Amy Karr, co-founder of blockchain and cryptocurrency firm Ventus, also fully supports Facebook banning ICO ads to protect the growing cryptocurrency community. She thinks the new regulation will make it much harder for cryptocurrency and blockchain scams to thrive and will only have positive results for the industry as a whole.

“It encourages more investors to do their own research and invest in blockchain projects they truly believe in,” she said.

While this ban may impact the advertising industry, Avedisian says it will not harm the PR and journalism industries because of the checks routinely made on each featured company.

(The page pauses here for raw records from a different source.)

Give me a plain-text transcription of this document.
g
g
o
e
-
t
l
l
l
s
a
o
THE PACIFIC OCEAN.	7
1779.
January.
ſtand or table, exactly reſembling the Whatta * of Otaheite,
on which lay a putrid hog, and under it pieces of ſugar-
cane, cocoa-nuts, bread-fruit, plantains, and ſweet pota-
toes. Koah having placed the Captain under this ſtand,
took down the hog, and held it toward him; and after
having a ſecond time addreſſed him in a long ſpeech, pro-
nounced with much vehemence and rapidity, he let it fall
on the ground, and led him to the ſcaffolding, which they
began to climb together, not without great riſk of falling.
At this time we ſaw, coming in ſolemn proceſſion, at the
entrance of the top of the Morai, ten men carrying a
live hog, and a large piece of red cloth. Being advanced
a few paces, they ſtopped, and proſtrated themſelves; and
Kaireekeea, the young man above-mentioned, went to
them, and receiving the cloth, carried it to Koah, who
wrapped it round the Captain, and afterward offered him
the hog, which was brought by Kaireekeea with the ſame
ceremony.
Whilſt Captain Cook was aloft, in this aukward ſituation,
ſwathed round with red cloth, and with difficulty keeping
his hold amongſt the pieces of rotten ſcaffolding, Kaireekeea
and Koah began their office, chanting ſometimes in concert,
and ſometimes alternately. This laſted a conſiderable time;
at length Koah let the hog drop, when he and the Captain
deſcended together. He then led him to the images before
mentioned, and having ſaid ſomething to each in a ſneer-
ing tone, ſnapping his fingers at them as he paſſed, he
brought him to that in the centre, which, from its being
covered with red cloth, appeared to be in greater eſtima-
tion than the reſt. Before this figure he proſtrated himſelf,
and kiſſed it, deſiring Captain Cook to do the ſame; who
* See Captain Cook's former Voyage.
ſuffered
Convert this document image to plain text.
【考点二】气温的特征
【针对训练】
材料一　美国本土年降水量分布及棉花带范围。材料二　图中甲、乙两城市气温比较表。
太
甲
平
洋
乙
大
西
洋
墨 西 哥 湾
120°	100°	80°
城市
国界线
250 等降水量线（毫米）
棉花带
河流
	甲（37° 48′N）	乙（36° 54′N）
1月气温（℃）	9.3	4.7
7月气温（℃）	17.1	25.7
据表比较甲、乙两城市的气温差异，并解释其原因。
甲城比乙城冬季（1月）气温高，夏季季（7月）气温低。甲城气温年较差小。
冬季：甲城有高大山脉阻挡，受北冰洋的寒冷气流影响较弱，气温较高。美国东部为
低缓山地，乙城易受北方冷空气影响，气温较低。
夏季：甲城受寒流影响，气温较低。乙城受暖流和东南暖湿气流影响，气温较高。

“In PR and journalism, we have checks to try and prevent advocating for scams. The PR firm does due diligence as well as the reporter writing the story,” she said.

Unacceptable Headlines

“Use your retirement funds to buy Bitcoin!” and, “Click here to learn more about our no-risk cryptocurrency that enables instant payments to anyone in the world,” are examples of misleading headlines given by the Facebook advertising page.

“If your knowledge on cryptocurrency is low, you tend to get influenced by these articles [on Facebook] on a daily basis,” Jeff Park, consumer trend research professional at Seoul based LG Science Park R&D Center, told Cryptonews.com.

According to Park, when people see a short post on Facebook with a screen capture of a successful investor who’s made six figures on a single trade, they can be easily convinced to jump into the crypto-arena.

“It is not easy for young millennials to stop and think that rash investment is wrong when you have someone in your office boasting that he or she has made serious money through Ethereum or Ripple. It’s like tobacco or alcohol. You know that they are bad and could cost you a pretty penny, but you just can’t help yourself,” Park added.

Park said the Facebook ban will have less impact in South Korea than in the U.S. because Koreans rely more on word-of-mouth and primary sources. He points out other platforms that can still be used for advertising crypto projects:

“If Facebook is for fun, earned media such as online communities and mobile messenger app platforms are the real deal in Korea. DC Inside, originally a harmless online blog community dedicated to photography, has so many members that it has content for almost all topics. Same for dating apps, professional apps, game apps and many others. They all have sections for Bitcoin.”